Image: Embracing Shadow Self by Rita Loyd


Blogger Andrew Tibbetts said...

I have been doing some 'shadow work' with my clients ever since I read Debbie Allen's "Dark Side of the Light Chasers". I can't believe I am recommending such a new-agey book! But I am.

I've never connected that kind of exploration with my writing though. Thanks for this post, Tricia, it's given me some ideas.

Sat Jun 16, 12:27:00 pm GMT-4  
Anonymous Anonymous said...

Tricia, written with a certain sadness and elegance - thanks so much - ruminating on those shadows.

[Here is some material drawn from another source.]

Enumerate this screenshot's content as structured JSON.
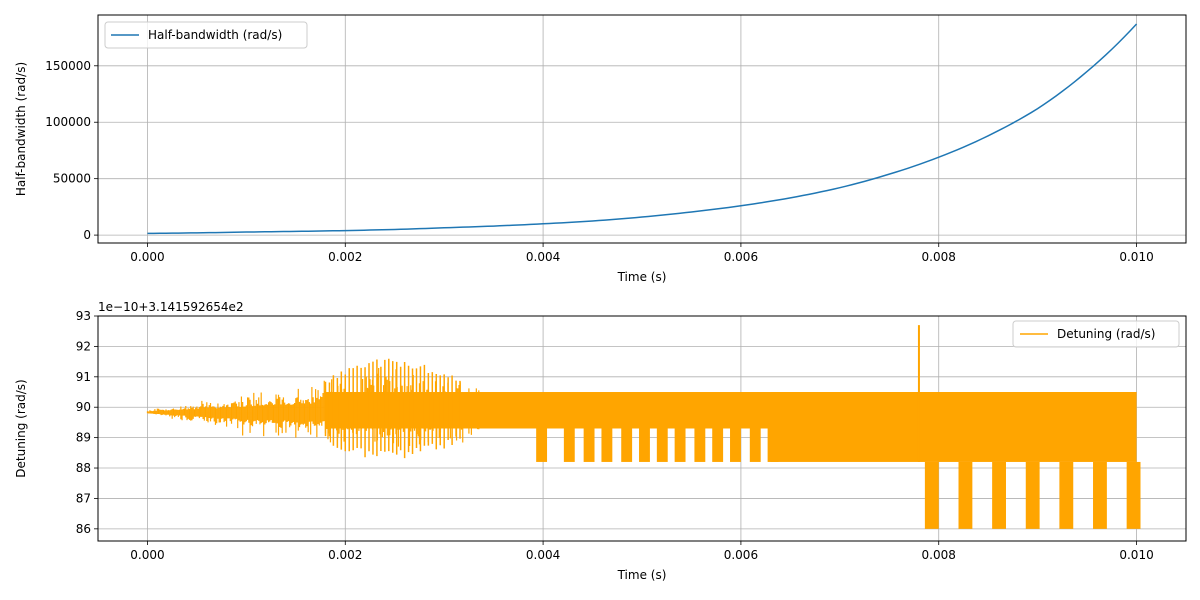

Sat Jun 16, 03:50:00 pm GMT-4  
Blogger Martin Heavisides said...

A scientist said recently, and succinctly, in response to the claim in The Secret that "A positive thought has been scientifically proven to be one hundred times as powerful as a negative thought," "No--it hasn't." As you point out, it isn't because we imagine negative thoughts aren't powerful that they frighten us. I remember talking to an actress who said there are certain parts she didn't want to play because she was afraid of drawing the situations in them to herself. One of the things a professor of mine particularly admired about Swift was that "There was no thought so perverse he wouldn't entertain it."

Sat Jun 16, 04:30:00 pm GMT-4  
Blogger Tricia Dower said...

So glad to get your comments, all. I may look for that book, Andrew. And, Martin, thanks for telling us about your actress friend. Good to know someone shares my concerns. But, should we as writers try to emulate Swift?

Sat Jun 16, 05:59:00 pm GMT-4  
Blogger MelBell said...

Great post, Tricia. I can relate to your own reluctance to entertain certain dark subjects in creative work - my own experience has taught me to be extremely cautious in this regard. There's more to it than we know. But "sympathy for the Devil" is always a good idea - I still want to be believe that "love conquers all".

I'm looking forward to Part 2!

Sun Jun 17, 10:47:00 am GMT-4  
Anonymous Larry said...


I thought you made really effective use of the shadow-light dance/struggle/reality in that one story with the child-sex shack/whorehouse. The matriarchal figure was so ruthless and controlling, while allowing an odd but genuine maternal impulse to shimmer through, here and there. This helped provide a complexity and dimensionality.


Mon Jun 18, 12:48:00 pm GMT-4  
Blogger Tricia Dower said...

Thanks, Mel. I HAVE ventured into the dark as Larry's comment indicates and it was difficult and stressful.

Thanks for the affirmation, Larry. In that stary, I wasn't consciously dipping into shadow selves, just trying to understand where an essentially "bad" character might be coming from. Maybe it's the same thing.